Set your watch to beep precisely at one minute intervals. Don’t set your watch off until you’ve done a warm-up. Warm up for about 10-20 minutes at a slow, easy pace, depending on your ability.

Next, decide on how many sets to do. A good example Fartlek, and my preference, is eight to ten sets. Run one minute at easy effort pace and three minutes at hard effort pace is counted as one set. To make things easy, you can think of it as the pattern one minute “OFF” for easy pace effort and three minutes “ON” for hard effort.


Get Dialed In

When listening for the one minute beeps you’re forced to live in one minute segments. By living in the one minute segment, you’re adapting to being in the moment. My coach calls being in the moment: “staying engaged”. Staying engaged is an important tool for a runner because we need to be receptive to the information around us, whether it’s controlling speed or making sure you don’t empty the tank too soon.
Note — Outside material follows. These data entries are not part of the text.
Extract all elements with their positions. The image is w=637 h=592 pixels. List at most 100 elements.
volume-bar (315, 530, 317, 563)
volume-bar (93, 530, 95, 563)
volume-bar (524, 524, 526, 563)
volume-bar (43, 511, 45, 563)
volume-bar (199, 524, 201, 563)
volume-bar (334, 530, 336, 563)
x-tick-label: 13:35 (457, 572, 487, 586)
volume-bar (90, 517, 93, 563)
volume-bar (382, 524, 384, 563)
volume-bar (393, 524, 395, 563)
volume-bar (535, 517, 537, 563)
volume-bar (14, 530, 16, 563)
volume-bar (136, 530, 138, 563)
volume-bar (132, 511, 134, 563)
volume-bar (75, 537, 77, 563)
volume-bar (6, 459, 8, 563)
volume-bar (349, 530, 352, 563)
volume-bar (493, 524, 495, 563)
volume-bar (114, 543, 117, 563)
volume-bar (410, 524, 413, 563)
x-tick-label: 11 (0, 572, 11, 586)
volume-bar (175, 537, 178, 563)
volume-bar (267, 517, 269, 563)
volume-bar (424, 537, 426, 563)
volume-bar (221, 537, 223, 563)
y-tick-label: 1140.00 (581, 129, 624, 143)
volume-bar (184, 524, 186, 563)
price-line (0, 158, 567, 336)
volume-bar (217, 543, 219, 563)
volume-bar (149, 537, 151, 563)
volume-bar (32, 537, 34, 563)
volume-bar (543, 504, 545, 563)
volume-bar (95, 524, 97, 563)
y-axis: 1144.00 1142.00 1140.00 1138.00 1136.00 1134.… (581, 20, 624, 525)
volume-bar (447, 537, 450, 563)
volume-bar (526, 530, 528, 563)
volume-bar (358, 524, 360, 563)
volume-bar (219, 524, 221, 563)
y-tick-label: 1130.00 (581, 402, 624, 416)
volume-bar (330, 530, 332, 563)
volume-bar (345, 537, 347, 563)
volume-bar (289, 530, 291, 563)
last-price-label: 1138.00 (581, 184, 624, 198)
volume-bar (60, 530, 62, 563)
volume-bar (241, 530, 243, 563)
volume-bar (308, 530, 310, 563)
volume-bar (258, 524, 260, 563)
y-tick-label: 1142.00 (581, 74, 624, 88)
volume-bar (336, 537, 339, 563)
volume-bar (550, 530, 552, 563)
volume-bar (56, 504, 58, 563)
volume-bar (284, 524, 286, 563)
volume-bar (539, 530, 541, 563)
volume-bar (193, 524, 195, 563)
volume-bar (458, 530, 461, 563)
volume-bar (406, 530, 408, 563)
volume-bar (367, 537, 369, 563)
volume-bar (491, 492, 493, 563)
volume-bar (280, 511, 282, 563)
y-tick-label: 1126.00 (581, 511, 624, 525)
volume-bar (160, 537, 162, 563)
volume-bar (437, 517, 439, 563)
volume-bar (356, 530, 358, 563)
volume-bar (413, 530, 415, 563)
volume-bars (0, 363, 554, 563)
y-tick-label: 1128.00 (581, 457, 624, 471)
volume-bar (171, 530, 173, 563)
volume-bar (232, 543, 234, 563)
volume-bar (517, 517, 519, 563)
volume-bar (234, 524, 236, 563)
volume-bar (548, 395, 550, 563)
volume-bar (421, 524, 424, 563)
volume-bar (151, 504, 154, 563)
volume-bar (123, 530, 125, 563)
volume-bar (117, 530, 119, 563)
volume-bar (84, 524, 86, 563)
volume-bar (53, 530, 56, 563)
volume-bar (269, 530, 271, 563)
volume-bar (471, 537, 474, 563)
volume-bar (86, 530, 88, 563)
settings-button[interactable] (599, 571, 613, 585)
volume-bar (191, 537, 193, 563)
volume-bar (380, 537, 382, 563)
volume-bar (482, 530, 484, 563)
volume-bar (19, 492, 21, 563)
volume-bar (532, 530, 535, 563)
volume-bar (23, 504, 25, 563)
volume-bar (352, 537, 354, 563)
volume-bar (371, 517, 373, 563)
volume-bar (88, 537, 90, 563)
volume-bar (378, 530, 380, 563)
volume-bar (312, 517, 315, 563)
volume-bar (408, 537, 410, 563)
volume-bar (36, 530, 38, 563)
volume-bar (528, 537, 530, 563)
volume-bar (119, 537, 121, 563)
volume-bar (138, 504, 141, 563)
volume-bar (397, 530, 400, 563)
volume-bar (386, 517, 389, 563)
The benefit of being receptive to information around us is the opportunity to foresee certain things happening before they occur, like a side-stitch. If I feel a side-stitch occurring I can counter the side-stitch by taking a deep breaths or relaxing my arms. Being able to intuitively foresee these sorts of things ahead of time is an advantage in your playing field. By practicing this Fartlek workout with one minute increments your brain will begin to think in one minute increments.


Deliberately Control Your Thoughts

Every minute during the OFF portion of the Fartlek you should think about your breathing pattern, maintaining cadence and monitoring your running form. After a few sets and enough practice, monitoring these things will become second nature out of habit. Then, the real fun begins… you’ll be zoning out on yourself and getting rid of any distractions. Fartlek runs should remind us that running is intuitive and getting lost in the movement will help you to increase your running efficiency.